Shapiro:And done much more efficiently...?
Mayall:Oh yes — it’s being done...
Shapiro:Would you just describe that?
Well, present technology would very readily produce the information — the observations obtained by Hubble and Humason — faster...
Shapiro:Like photometrically and spectroscopically — say how would they be done today?
Mayall:Photometric measurements can now be carried to a much fainter limiting magnitude, and far more accurately with present electronic techniques. And the same thing can be said for spectroscopy of faint galaxies for measurement of red shifts, and internal motions in galaxies. Where they are not yet quite up to speed is in covering a large field, say, that would match a good photograph — an equivalent of a photograph — over a large field to cover, for example, a large spiral galaxy. They cannot do that yet — but they’re on the way.
Shapiro:But as far as plotting the Hubble constant and...?
Mayall:As far as obtaining the basic observational data, like the measurement of faint magnitudes with precision to very faint limits — they can do that very much better now. And the same thing holds for spectra — they can get them much faster — in a matter of a few minutes in some cases, and certainly not more than an hour or so - at a far fainter limit; in other words, fainter galaxies with bigger red shifts.
Shapiro:And the Hubble constant, as far as these measurements go, is there still linearity, is it still... or has there been any curve in these new measurements?
Mayall:I would say, if curvature is there, it is very close to the margin of error. But it may be within 50% if you’re an optimist — or only within a factor of 2 if you’re a pessimist.
Shapiro:OK. Is there anything else you can tell us that you think ought to be in our film — do you have any instructions for us or guidance or...? Thinking about the public and what the public thinks about astronomy and what might be useful in the way of public communication?
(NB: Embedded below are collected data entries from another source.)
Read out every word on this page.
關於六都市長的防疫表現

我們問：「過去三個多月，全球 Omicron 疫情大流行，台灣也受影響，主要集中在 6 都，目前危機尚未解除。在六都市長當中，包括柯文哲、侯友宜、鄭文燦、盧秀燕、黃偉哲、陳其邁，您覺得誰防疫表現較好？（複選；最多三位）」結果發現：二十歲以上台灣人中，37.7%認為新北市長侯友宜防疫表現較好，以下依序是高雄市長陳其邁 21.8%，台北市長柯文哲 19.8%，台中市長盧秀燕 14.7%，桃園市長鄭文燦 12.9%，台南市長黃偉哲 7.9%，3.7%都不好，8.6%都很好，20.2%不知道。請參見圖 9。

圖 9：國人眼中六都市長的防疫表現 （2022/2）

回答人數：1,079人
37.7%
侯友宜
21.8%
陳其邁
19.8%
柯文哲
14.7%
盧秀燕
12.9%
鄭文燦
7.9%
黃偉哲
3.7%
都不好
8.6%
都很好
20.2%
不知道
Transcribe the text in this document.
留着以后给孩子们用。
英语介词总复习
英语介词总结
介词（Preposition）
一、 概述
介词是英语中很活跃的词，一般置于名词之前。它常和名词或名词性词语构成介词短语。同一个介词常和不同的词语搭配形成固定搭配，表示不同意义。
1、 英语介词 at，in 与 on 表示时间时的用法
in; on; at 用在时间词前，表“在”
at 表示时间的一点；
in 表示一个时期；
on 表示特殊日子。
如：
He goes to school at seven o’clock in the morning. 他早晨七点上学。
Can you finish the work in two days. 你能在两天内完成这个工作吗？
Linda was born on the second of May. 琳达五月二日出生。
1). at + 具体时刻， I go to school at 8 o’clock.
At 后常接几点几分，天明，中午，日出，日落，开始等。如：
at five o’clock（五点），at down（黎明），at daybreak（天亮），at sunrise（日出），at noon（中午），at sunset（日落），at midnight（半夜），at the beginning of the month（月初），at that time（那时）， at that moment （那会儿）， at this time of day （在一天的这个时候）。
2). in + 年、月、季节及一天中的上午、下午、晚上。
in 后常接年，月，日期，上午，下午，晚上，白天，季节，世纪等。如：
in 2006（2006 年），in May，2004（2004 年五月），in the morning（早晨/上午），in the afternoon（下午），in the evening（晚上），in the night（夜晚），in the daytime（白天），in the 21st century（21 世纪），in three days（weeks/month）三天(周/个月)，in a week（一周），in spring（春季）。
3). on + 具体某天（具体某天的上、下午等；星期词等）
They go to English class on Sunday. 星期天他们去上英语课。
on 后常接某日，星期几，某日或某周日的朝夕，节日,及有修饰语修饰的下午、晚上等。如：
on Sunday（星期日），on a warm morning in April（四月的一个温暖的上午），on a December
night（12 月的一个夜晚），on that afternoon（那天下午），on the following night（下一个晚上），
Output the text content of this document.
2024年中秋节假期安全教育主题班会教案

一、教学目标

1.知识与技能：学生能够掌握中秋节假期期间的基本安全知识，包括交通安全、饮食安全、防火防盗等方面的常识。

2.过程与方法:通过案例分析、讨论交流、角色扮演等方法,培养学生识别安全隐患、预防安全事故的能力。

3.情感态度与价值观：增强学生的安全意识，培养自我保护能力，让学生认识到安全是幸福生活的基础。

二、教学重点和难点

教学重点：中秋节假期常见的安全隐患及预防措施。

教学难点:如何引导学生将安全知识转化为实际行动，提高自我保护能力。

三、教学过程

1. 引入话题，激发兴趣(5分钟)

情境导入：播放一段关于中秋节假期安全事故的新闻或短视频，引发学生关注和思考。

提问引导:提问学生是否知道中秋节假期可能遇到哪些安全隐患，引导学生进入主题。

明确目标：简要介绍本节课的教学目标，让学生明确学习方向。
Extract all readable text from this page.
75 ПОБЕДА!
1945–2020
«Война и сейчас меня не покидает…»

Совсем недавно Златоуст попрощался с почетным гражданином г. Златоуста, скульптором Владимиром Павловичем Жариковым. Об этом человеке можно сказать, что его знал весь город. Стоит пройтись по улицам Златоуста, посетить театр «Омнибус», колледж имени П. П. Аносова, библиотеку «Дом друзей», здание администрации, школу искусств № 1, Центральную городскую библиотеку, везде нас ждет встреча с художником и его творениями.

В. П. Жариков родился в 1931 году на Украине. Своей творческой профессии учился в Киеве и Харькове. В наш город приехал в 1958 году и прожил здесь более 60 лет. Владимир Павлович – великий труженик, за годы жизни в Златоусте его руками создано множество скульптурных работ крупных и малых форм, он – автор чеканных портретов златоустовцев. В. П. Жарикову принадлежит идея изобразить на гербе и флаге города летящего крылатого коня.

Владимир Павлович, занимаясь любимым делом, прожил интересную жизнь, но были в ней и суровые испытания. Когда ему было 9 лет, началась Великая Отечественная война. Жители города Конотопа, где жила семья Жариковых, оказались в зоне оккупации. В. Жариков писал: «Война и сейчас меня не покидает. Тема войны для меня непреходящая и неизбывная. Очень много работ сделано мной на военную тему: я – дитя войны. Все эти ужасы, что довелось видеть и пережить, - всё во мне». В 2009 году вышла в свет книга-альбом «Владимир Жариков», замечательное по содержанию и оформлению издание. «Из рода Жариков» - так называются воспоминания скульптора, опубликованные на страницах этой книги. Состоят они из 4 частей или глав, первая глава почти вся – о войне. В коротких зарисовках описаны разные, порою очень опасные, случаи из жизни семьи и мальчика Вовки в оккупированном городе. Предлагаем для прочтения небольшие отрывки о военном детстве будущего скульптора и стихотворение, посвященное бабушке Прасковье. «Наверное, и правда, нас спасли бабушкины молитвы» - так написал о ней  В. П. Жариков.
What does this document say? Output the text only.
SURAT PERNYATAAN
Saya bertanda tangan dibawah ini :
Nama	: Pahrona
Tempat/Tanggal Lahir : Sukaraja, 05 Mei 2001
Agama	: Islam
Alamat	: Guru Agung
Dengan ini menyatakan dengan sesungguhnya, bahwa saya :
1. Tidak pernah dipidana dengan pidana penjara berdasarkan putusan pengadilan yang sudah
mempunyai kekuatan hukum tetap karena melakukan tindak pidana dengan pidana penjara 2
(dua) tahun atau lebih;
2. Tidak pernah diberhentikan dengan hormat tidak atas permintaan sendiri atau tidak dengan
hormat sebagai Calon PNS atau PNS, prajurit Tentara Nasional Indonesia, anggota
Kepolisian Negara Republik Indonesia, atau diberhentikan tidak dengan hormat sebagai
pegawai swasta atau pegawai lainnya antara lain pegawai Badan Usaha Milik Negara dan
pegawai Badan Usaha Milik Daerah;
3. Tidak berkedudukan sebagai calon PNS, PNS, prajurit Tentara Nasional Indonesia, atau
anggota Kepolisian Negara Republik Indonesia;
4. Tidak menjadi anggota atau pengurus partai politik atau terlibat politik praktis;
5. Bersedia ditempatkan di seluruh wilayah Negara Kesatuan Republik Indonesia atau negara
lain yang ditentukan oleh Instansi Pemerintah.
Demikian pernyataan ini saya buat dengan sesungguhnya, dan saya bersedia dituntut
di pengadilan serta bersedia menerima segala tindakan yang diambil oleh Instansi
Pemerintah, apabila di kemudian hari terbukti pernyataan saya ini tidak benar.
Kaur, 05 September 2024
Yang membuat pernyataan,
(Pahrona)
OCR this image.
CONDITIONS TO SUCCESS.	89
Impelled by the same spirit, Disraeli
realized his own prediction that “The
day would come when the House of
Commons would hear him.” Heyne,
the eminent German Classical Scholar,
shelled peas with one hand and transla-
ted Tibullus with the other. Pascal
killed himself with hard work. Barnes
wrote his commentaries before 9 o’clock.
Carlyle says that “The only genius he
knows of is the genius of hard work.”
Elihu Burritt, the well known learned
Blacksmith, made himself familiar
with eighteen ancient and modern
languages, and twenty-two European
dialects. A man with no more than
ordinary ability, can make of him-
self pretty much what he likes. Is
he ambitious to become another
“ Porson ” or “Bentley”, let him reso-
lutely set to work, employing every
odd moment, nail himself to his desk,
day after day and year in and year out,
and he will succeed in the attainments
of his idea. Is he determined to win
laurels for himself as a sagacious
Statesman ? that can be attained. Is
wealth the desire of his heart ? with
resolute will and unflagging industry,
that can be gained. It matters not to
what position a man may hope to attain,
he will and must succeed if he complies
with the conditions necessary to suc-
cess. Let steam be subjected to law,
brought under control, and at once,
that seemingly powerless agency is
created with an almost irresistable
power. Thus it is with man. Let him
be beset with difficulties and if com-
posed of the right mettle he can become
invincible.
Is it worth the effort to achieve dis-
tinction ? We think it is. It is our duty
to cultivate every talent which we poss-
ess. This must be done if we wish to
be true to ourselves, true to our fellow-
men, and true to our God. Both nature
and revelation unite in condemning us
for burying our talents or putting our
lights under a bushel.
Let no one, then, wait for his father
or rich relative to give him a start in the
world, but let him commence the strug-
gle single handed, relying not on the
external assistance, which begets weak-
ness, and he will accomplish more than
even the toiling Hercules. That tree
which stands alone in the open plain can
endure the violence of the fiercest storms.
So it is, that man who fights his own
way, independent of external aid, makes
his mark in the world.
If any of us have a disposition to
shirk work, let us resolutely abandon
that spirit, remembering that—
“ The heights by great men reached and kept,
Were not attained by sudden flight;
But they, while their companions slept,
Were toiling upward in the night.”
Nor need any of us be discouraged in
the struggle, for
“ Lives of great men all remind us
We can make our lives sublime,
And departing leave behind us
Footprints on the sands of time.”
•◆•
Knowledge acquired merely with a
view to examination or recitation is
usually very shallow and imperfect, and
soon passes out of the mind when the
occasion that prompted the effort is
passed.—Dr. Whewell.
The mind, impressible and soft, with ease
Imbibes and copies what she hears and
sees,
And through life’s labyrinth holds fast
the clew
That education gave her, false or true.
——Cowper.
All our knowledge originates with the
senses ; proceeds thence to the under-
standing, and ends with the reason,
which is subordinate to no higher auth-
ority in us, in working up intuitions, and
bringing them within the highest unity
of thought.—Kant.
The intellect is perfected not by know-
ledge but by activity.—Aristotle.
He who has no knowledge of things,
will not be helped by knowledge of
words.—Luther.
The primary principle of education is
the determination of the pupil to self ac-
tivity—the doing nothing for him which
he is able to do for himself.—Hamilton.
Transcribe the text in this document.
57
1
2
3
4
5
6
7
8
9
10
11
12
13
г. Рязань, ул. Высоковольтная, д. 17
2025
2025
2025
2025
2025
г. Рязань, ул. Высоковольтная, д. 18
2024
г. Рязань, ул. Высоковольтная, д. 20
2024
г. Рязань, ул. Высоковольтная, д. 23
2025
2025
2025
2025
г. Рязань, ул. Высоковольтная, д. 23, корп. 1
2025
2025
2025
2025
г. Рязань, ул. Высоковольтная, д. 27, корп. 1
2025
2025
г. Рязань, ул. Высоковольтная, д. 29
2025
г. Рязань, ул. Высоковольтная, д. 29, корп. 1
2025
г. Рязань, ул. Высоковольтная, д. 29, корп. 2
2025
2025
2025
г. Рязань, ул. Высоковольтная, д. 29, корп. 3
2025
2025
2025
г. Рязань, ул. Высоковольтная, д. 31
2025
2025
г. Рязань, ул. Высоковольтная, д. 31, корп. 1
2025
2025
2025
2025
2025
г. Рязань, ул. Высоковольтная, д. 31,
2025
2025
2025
Well, I think when it comes to informing the public, their attention span is not too long, so I think something of the order of 2 or 2 1/2 hours is far too long. Another thing I think about it is you should get as graphic and pithy as possible. I think astronomers, some astronomers, and I may be among them, like to go on and on, and I think this is where good science writers can come in. They can keep things concise, and yet have them accurate scientifically. And I think the more graphic you can make a difficult situation — most people don’t know what the significance is of a black and white line diagram. I don’t mean graphic in that sense, but a visual impression of what the relationships are that you’re trying to show. I think one of the best things that have ever come out — the observational basis for the velocity-distance relationship — is to show a sequence of direct photographs of galaxies, first the large ones and then those of smaller and smaller size, with alongside them the corresponding spectra with an arrow showing red shifts of the H and K lines. That is a basic type of information, which in my experience has shown that more souls have gotten the message, than by any other means I can think of, as far as the law of red shifts goes. In that display you have what the phenomenon really looks like; actual galaxies and their red shifts, and those two go together to give the formal velocity-distance relationship. But it is very difficult to go all-out with such mélanges, for example, to show departures from linearity, velocity dispersion in clusters, rotation of galaxies, etc.